Am 8. September 1935 hatten die Schweizer Stimmberechtigten über eine Totalrevision der Bundesverfassung zu entscheiden. Die entsprechende Volksinitiative enthielt zwar keinen konkreten Entwurf für die neue Verfassung, in der damaligen Öffentlichkeit herrschte jedoch weitgehend Klarheit darüber, dass den Initianten ein korporatistisch-autoritäres Regime vorschwebte.
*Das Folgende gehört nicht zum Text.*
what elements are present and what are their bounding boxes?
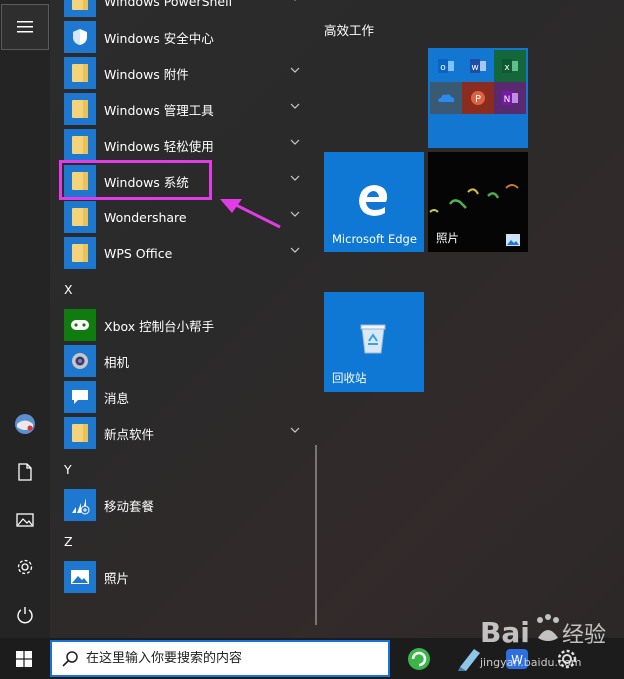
app-item-camera[interactable]: 相机 [64,344,314,378]
chevron-down-icon [290,103,300,109]
app-item-windows-admin-tools[interactable]: Windows 管理工具 [64,92,314,126]
chevron-down-icon [290,67,300,73]
xbox-icon [64,309,96,341]
microsoft-edge-tile[interactable]: Microsoft Edge [324,152,424,252]
hamburger-icon [17,21,33,33]
app-item-windows-powershell[interactable]: Windows PowerShell [64,0,314,18]
mobile-plans-icon [64,489,96,521]
svg-text:P: P [475,94,481,105]
search-icon [62,650,78,667]
power-button[interactable] [0,591,50,639]
photos-small-icon [506,234,520,246]
outlook-icon: o [430,50,462,82]
user-account-button[interactable] [0,400,50,448]
pictures-button[interactable] [0,496,50,544]
photos-icon [64,561,96,593]
camera-icon [64,345,96,377]
app-item-windows-ease-of-access[interactable]: Windows 轻松使用 [64,128,314,162]
shield-icon [64,21,96,53]
taskbar-app-pen[interactable] [452,642,486,676]
app-item-xbox[interactable]: Xbox 控制台小帮手 [64,308,314,342]
onenote-icon: N [494,82,526,114]
browser-360-icon [408,648,430,670]
start-rail [0,0,50,638]
chevron-down-icon [290,211,300,217]
folder-icon [64,0,96,17]
taskbar-settings[interactable] [550,642,584,676]
section-letter-x[interactable]: X [64,282,73,297]
pen-app-icon [458,649,480,671]
gear-icon [557,649,577,669]
section-letter-z[interactable]: Z [64,534,73,549]
folder-icon [64,57,96,89]
powerpoint-icon: P [462,82,494,114]
svg-text:W: W [511,653,523,667]
app-item-mobile-plans[interactable]: 移动套餐 [64,488,314,522]
svg-text:w: w [471,63,478,73]
taskbar-search-box[interactable] [50,640,390,677]
start-button[interactable] [0,638,48,679]
app-list-scrollbar[interactable] [315,445,317,625]
recycle-bin-icon [360,324,386,354]
chevron-down-icon [290,247,300,253]
app-item-windows-accessories[interactable]: Windows 附件 [64,56,314,90]
power-icon [17,607,33,624]
documents-button[interactable] [0,448,50,496]
office-apps-tile[interactable]: o w x P N [428,48,528,148]
taskbar-app-wps[interactable]: W [500,642,534,676]
start-menu: Windows PowerShell Windows 安全中心 Windows … [0,0,624,638]
photos-tile[interactable]: 照片 [428,152,528,252]
wps-icon: W [506,649,528,669]
annotation-arrow-icon [220,199,281,229]
recycle-bin-tile[interactable]: 回收站 [324,292,424,392]
chevron-down-icon [290,139,300,145]
svg-text:o: o [440,63,446,73]
taskbar: W [0,638,624,679]
folder-icon [64,201,96,233]
windows-logo-icon [16,650,32,667]
gear-icon [17,559,33,575]
svg-text:N: N [504,95,511,105]
folder-icon [64,417,96,449]
taskbar-app-360-browser[interactable] [402,642,436,676]
edge-icon [359,185,388,216]
app-item-xindian[interactable]: 新点软件 [64,416,314,450]
search-input[interactable] [86,651,366,666]
highlight-box [59,160,212,200]
word-icon: w [462,50,494,82]
settings-button[interactable] [0,543,50,591]
expand-menu-button[interactable] [1,4,49,50]
onedrive-icon [430,82,462,114]
folder-icon [64,129,96,161]
app-item-windows-security[interactable]: Windows 安全中心 [64,20,314,54]
app-item-messaging[interactable]: 消息 [64,380,314,414]
section-letter-y[interactable]: Y [64,462,72,477]
chevron-down-icon [294,0,296,1]
svg-text:x: x [504,63,510,73]
chevron-down-icon [290,427,300,433]
document-icon [18,463,32,481]
folder-icon [64,237,96,269]
app-list: Windows PowerShell Windows 安全中心 Windows … [50,0,318,638]
picture-icon [16,513,34,527]
avatar-icon [15,414,35,434]
app-item-wps-office[interactable]: WPS Office [64,236,314,270]
birds-image-icon [429,184,519,213]
folder-icon [64,93,96,125]
tile-group-title[interactable]: 高效工作 [324,20,374,39]
message-icon [64,381,96,413]
app-item-photos[interactable]: 照片 [64,560,314,594]
chevron-down-icon [290,175,300,181]
excel-icon: x [494,50,526,82]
Zur „nationalen Tatgemeinschaft“, welche das Volksbegehren eingereicht hatte, gehörten nebst verschiedenen Rechtsaussengruppierungen auch die Schweizer Jungkonservativen die Jugendorganisation der Schweizerischen Konservativen Volkspartei (SKVP). Letztere stellte sich im Abstimmungskampf hinter ihre Parteijugend und setzte sich ebenfalls für die Verfassungsrevision ein. An der Urne scheiterte die Revisionsbewegung am Ende deutlich mit landesweit über siebzig Prozent Nein-Stimmen. Immerhin erreichte die Initiative in den katholischen Kantonen eine überdurchschnittliche Zustimmung.
Das Engagement des politischen Katholizismus für einen autoritären Wandel ist aus heutiger Sicht irritierend: Besonders die Rolle der Partei in der Nachkriegszeit als Hauptarchitektin der Konkordanzdemokratie und Kraft des Ausgleichs passt kaum zu einer Allianz mit extremistischen Splittergruppen. Die Arbeit stellt einen Versuch dar, diesen Widerspruch zu erklären. Erstens befasst sie sich mit den Gründen für die katholischen Revisionsbestrebungen: Woher kam die Empfänglichkeit des katholischen Lagers für korporatistisch-autoritäre Visionen? Wie sahen die katholischen Verfassungspläne in der Schweiz konkret aus? Zweitens beleuchtet die Arbeit die innerkatholische Diskussion: Aus welchen Kreisen kam der Widerstand gegen die Totalrevision? Wie argumentierten die katholischen Revisionsgegner?
Viele Revisionsbefürworter beriefen sich auf die katholische Soziallehre: 1891 hatte sich Papst Leo XIII. für einen „dritten Weg“ zwischen Liberalismus und Sozialismus ausgesprochen. Daraus entwickelte sich die Idee eines korporatistischen (berufsständischen) Aufbaus von Wirtschaft, Staat und Gesellschaft, die spätestens 1931 auch vom Vatikan abgesegnet wurde. Während die Schweizer Jungkonservativen ihre Pläne wie die rechtsstehenden „Fronten“ an der „ständischen“ Diktatur in Österreich oder sogar am italienischen Faschismus orientierten, bestand die Mutterpartei auf einem eigenen Verfassungsentwurf: Dieser rüttelte weder an den demokratischen Institutionen noch am liberalen Wirtschaftssystem der Schweiz; die Reformvorschläge der SKVP waren der späteren Sozialpartnerschaft viel ähnlicher als dem klassischen Korporatismus. Einzig die Forderungen nach einer „christlichen Erneuerung“ von Staat und Gesellschaft sorgten für massive Kritik.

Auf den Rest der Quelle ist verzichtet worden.